There was, however, much of pleasure in this life for a boy like Turner, for though he evidently worked hard, he liked work and the work he had to do was especially congenial to him. He met friends and encouragers on all sides; from his father to his school-fellows. However much reason he may have had for disappointment in later years, there was none in his early life. He was “found out” in his childhood. Encouraged by his father, with his drawings finding a ready sale to such men as Mr. Henderson, Mr. Crowle, and Mr. Tomkison, with plenty of employment in no slavish mean work for such a youngster, such as colouring prints and putting in backgrounds to drawings, with Mr. Porden generously offering to take him as an apprentice for nothing, with a kind friend like Dr. Monro always willing to give him a supper and half-a-crown for sketches of the country near his residence at Bushey, or the result of an evening’s copying of the then best attainable water colours; his life was far more agreeable, far more tended to make him think well of the world and of the people in it than has been usually represented, and probably as good as he could have had for attaining early proficiency in his art. London at that time was not a bad place for a landscape artist. It was neither so clouded nor so sooty as it is now; there were healthier trees in it, and more of them, a more picturesque and a purer river, and within less than half an hour’s walk from Maiden Lane there were green fields, for north of the British Museum the country was still open.

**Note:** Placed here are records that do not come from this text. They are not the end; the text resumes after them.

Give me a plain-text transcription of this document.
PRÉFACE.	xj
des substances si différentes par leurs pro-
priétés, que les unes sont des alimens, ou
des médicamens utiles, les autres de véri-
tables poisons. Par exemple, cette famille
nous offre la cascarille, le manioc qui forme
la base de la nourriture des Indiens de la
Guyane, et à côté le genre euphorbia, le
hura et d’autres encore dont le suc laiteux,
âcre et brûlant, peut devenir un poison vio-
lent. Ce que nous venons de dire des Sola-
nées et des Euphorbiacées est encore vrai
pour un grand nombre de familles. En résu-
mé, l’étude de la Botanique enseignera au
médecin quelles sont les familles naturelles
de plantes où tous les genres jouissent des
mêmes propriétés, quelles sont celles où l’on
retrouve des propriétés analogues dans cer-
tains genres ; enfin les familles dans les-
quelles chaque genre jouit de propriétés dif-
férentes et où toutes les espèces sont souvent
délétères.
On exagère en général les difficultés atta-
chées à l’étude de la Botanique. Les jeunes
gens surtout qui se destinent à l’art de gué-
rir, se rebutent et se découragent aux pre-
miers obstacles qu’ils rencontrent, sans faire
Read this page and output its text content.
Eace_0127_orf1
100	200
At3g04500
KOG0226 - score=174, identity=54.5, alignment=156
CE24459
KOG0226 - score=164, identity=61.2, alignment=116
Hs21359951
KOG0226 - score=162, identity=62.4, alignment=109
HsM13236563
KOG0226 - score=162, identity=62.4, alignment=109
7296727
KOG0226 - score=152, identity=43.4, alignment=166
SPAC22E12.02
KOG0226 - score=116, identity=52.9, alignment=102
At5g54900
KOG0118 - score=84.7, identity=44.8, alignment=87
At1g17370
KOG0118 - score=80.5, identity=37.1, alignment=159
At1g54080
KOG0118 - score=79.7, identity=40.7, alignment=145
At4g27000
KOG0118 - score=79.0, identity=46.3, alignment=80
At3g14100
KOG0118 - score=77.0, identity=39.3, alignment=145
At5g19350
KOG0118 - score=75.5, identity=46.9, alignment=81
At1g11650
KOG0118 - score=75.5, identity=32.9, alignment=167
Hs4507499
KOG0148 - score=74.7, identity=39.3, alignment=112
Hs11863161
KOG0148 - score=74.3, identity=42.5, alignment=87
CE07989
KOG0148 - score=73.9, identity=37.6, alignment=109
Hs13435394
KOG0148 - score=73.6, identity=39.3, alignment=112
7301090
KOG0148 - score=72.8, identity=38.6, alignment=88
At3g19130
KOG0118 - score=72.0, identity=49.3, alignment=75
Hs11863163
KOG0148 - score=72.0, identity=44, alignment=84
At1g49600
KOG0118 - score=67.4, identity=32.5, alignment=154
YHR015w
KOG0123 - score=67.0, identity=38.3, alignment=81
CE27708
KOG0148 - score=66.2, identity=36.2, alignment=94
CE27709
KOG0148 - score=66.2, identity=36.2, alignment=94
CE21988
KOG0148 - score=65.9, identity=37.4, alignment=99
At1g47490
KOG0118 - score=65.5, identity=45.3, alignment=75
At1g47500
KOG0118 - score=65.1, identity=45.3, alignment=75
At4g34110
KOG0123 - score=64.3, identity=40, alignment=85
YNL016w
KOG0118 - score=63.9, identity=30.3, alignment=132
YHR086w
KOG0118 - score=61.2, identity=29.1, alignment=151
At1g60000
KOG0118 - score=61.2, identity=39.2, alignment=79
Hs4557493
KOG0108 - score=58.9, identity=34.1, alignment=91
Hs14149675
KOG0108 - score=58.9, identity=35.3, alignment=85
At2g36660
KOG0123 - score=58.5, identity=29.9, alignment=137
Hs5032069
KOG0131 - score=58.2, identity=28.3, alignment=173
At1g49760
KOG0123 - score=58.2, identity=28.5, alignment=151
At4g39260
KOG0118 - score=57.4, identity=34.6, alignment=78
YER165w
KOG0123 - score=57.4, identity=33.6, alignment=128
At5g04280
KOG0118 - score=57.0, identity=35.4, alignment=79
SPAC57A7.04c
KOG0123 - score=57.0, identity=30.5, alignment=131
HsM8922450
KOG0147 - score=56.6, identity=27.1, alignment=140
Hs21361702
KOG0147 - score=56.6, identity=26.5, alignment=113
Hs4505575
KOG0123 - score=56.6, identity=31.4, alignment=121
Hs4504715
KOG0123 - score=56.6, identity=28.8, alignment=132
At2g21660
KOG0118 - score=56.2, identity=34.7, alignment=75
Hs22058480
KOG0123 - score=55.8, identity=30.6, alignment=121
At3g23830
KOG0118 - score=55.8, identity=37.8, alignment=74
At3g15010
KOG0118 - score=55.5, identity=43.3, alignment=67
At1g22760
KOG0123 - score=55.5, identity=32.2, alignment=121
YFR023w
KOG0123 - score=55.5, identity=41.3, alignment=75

But he was not entirely dependent upon his art and his employers for enjoyment, or for forming his opinion of the human race. There were houses at which he visited and where he was received warmly. When at school at Margate he got an “introduction to the pleasant family of a favourite school-fellow;” at Bristol there was Mr. Narraway,[8] a fellmonger in Broadmead, and an old friend of his father, at whose house he drew two of the children and his own portrait; and at the house of Mr. William Frederick Wells, the artist, he was evidently one of the family, as is proved by the charmingly tender reminiscences of Mrs. Wheeler.

“In early life my father’s house was his second home, a haven of rest from many domestic trials too sacred to touch upon. Turner loved my father with a son’s affection; and to me he was as an elder brother. Many are the times I have gone out sketching with him. I remember his scrambling up a tree to obtain a better view, and then he made a coloured sketch, I handing up his colours as he wanted them. Of course, at that time, I was quite a young girl. He was a firm affectionate friend to the end of his life; his feelings were seldom seen on the surface, but they were deep and enduring. No one would have imagined, under that rather rough and cold exterior, how very strong were the affections which lay hidden beneath. I have more than once seen him weep bitterly, particularly at the death of my own dear father,[9] which took him by surprise, for he was blind to the coming event, which he dreaded. He came immediately to my house in an agony of tears. Sobbing like a child, he said, ‘Oh, Clara, Clara! these are iron tears. I have lost the best friend I ever had in my life.’ Oh! what a different man would Turner have been if all the good and kindly feelings of his great mind had been called into action; but they lay dormant, and were known to so very few. He was by nature suspicious, and no tender hand had wiped away early prejudices, the inevitable consequence of a defective education. Of all the light-hearted merry creatures I ever knew, Turner was the most so; and the laughter and fun that abounded when he was an inmate of our cottage was inconceivable, particularly with the juvenile members of the family.”—THORNBURY’S Life of Turner (1877), pp. 235, 236.

A man who knew this lady for sixty years, and about whom so kind a heart could have thus written, could not have been driven to a life of morbid seclusion because the world had treated him so badly in his youth. His home may have been, and probably was a cheerless one, and we may well pity him on that account. The rest of our pity we had better reserve for his want of education, and the secretive, suspicious disposition which nature gave him, and which he allowed to master his more genial propensities.